Anyways, we find that the children that survived the murders are now all buddies and go to the same College. We also find out that the killer is alive and well, and is now systematically prank calling the surviving children, tormenting them over the phone and then offing them one by one (like I said, I wrote down “Scream”). Despite the horrendous trauma inflicted upon them as children as a result of prank calling, we learn that the kids play a game called “Seventy-Five” where they prank call random people and see if they can keep them on the line for seventy five seconds. Some people never learn.
 
In an amazing bit of continuity, the adult actors in this film are just as shitty and annoying as the children actors. The script supervisor really deserves some kudos for this. It’s uncanny. Seriously though, the characters in this movie are unbelievably annoying and horrendously cliched. You’ve got your smarmy douche-bag who cheats on his girlfriend, the girlfriend that still loves the smarmy douche-bag, the sassy latina, the outrageously gay latino friend (borderline homophobically offensive if I may add), and let’s not forget generic black comic-relief side-kick who throws out such great one liners such as “damn!” and “sheee-it!”. You know these characters, you’ve seen them a billion times.
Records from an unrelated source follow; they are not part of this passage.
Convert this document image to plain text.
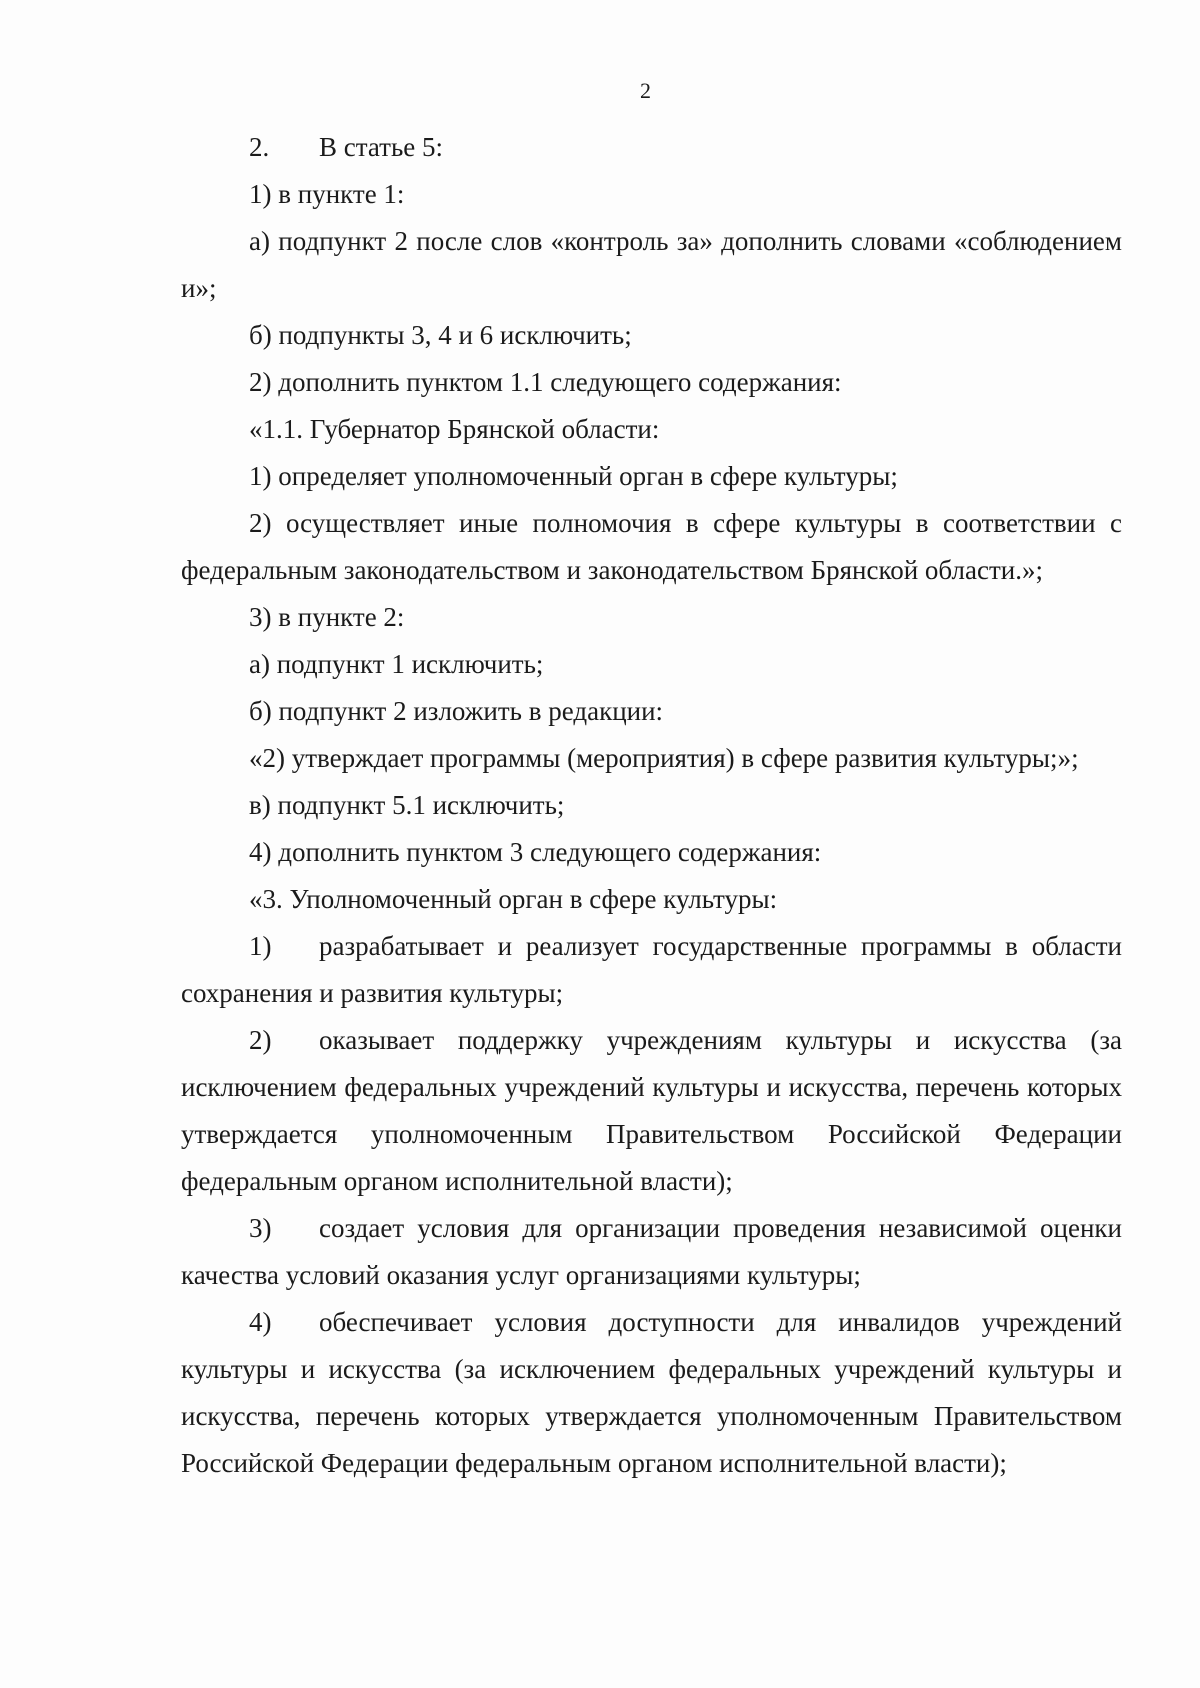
2

2. В статье 5:

1) в пункте 1:

а) подпункт 2 после слов «контроль за» дополнить словами «соблюдением и»;

б) подпункты 3, 4 и 6 исключить;

2) дополнить пунктом 1.1 следующего содержания:

«1.1. Губернатор Брянской области:

1) определяет уполномоченный орган в сфере культуры;

2) осуществляет иные полномочия в сфере культуры в соответствии с федеральным законодательством и законодательством Брянской области.»;

3) в пункте 2:

а) подпункт 1 исключить;

б) подпункт 2 изложить в редакции:

«2) утверждает программы (мероприятия) в сфере развития культуры;»;

в) подпункт 5.1 исключить;

4) дополнить пунктом 3 следующего содержания:

«3. Уполномоченный орган в сфере культуры:

1) разрабатывает и реализует государственные программы в области сохранения и развития культуры;

2) оказывает поддержку учреждениям культуры и искусства (за исключением федеральных учреждений культуры и искусства, перечень которых утверждается уполномоченным Правительством Российской Федерации федеральным органом исполнительной власти);

3) создает условия для организации проведения независимой оценки качества условий оказания услуг организациями культуры;

4) обеспечивает условия доступности для инвалидов учреждений культуры и искусства (за исключением федеральных учреждений культуры и искусства, перечень которых утверждается уполномоченным Правительством Российской Федерации федеральным органом исполнительной власти);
There’s absolutely no depth to any of them. Rarely have I come across a bunch of characters that I’ve cared about this little. It kept me from relating to and ultimately really caring about what happened to anyone in the movie.
 
Barreling on into the cliched tropes a little more, the film finds all the characters at a crazy college party at an abandoned reality TV house in the woods. While at the party, one of the students whips out their Cisco conference call phone they must always carry along with them and the students begin another game of “Seventy Five”. In a not-so surprising twist, they just happen to call up the same killer from before, who was in the midst of another murder. He later shows up decked out in what I like to call the “I Know What You Did Last Winter” look, with a parka and a fire axe. Again, there’s really no new ground covered here plot-wise. Some kids have sex, they get killed with an axe, some other kids get high and have sex, they get killed with an axe, process continues until there’s only a handful of kids left.
 
I won’t spoil the film’s ending in case there’s anyone out there that really wants to watch this, but even the ending is a rip-off. In this case, take a couple dashes of the twist from “Scream” and throw in some “Night of the Living Dead” social commentary, and you’ve got the ending of this movie. Again, nothing new.
 
Ultimately, there’s very little reason for me to recommend this. While the film is shot pretty well for being so low budget, the plot is just so derivative and generic it’s difficult to really care about what’s going on in the film. I will say, I watched this film alone on a Sunday morning, but I could see it being a more enjoyable watch with some beer and some friends. In that setting, this may be a decent way to kill an otherwise boring Tuesday night. Outside of that though, I’d say just pop in “Scream” and watch the film that this is trying to be.